Pichín entra y sale da la cocina, va y viene a todo vapor, por el rectángulo de una pared lateral salen los platos y las pizzas. Parece excesiva la presurosa atención a los clientes; dos mesas ocupadas. La chaqueta de Pichín, grasosa y abrochada en desconcierto me resulta extraña, nadie utiliza ese atuendo para despachar comidas o bebidas por aquellos lares. En el boliche de Pichín, el Turco me sirvió el primer vaso de Gancia con soda y limón; bajo aprobación tácita de mi viejo. Por supuesto; el mozo, ayudante de cocina, cajero, limpia piso, dueño del boliche, Pichín, se constituía en destinatario irremediable de las bromas del Turco, acompasado por mi viejo. Podía pasar hora y cuarto, hasta que al fin preguntase -¿Algo para picar, señores? No recuerdo negativa alguna. Si la hora aproximaba la cena, dos o tres platitos de cinc con aceitunas, palitos y maní resultaban oportunos. En ocasiones el Turco eludía su comida nocturna y mi viejo postergaba la de casa; Pichín entonces marchaba una picada completa. De variedad azarosa, la falta de matambre casero se sustituía por una milanesa aceitosa cortada en cuadraditos, en ocasiones un tomate natural con un emplasto de mayonesa, tal vez un huevo duro sin cortar, cubitos de queso y salamín. En su histérico ir y venir Pichín olvidaba los escarbadientes y ante el socarrón reclamo, presentaba los cubiertos, cosa curiosa para un copetín. No exagero al recordar la reiteración de alguna milanesa por el piso; Pichín puteando, rascando su cabeza de dimensiones favorables a las bromas y nuevamente al platito, luego de una superficial limpieza con servilletas de papel. En la mesa para dos, al fondo, de impecable traje gris a rayas, haciendo juego con la carmela reluciente, el Pulpo agota a sorbos de cuchara la sopa humeante de la casa.

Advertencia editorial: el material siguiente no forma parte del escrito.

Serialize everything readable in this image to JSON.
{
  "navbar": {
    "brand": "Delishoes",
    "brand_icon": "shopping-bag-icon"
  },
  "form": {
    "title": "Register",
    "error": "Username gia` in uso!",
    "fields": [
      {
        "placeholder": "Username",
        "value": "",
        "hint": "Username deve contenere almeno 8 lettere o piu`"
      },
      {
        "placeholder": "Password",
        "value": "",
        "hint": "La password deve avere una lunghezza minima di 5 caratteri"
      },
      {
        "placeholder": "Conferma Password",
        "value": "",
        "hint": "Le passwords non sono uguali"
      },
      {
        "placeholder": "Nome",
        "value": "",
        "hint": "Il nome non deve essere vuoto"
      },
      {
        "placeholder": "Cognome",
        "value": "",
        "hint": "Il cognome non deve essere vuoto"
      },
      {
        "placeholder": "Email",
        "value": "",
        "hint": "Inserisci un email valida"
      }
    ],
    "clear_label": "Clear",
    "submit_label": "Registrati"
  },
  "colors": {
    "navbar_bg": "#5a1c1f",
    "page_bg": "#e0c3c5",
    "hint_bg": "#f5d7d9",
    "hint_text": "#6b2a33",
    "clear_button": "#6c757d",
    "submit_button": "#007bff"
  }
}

La mayor tragedia climática recordada en esos pagos es contemporánea a estos sucesos de vermú. Me quedé sentado con el Turco, la luz se hace intermitente, Pichín intranquilo. Mi viejo vuelve de casa, Pichín recoge el Gancia y el sifón, desconoce los niveles consumidos y pregunta cuánto se sirvieron, calcula con el aplomo del dominio de bandeja, se cobra y salimos del boliche. El Turco cojea los 3 pasos hasta la zapatería, al tiempo que agachamos la cabeza con mi viejo y en rauda disparada esquivamos las ramas que caen de las palmeras de la plaza. Una diagonal de ciento y pico de metros, cruzar la calle, atravesar el pasillo infinito chapoteando y ahí si, a resguardo. Con los días, el saldo de aquel tornado resultaba angustiante; techos completos de galpones aparecían en baldíos vecinos, un árbol centenario aplastando un Citroen 3cv, tendidos eléctricos desprendidos de los postes como racimos de una parra.

Pena, vacío, incomprensión. Enigmas del ser que en mis tiempos de temprana juventud profundizaron y complejizaron algo así como un existencialismo del que no se tiene, tan siquiera, conciencia. Tal vez el recuerdo melancólico de aquellos tiempos, personajes y sabores oponen resistencia a la tragedia. Pichín decidió poner fin a su historia.

Otros boliches recogieron el devenir de anécdotas y personajes, asumiendo estéticas acordes a la exigencia de pulpería. En el barrio de los turcos o en la avenida, en algún club de bochas o en aquel donde mi tío, por ascendencia paternal, sonrojaba su nariz al calor de un vino en damajuana que ofrecía El buscavidas, reducto perfumado por la bruma del mar y la herencia emocional de El boliche de Pichín.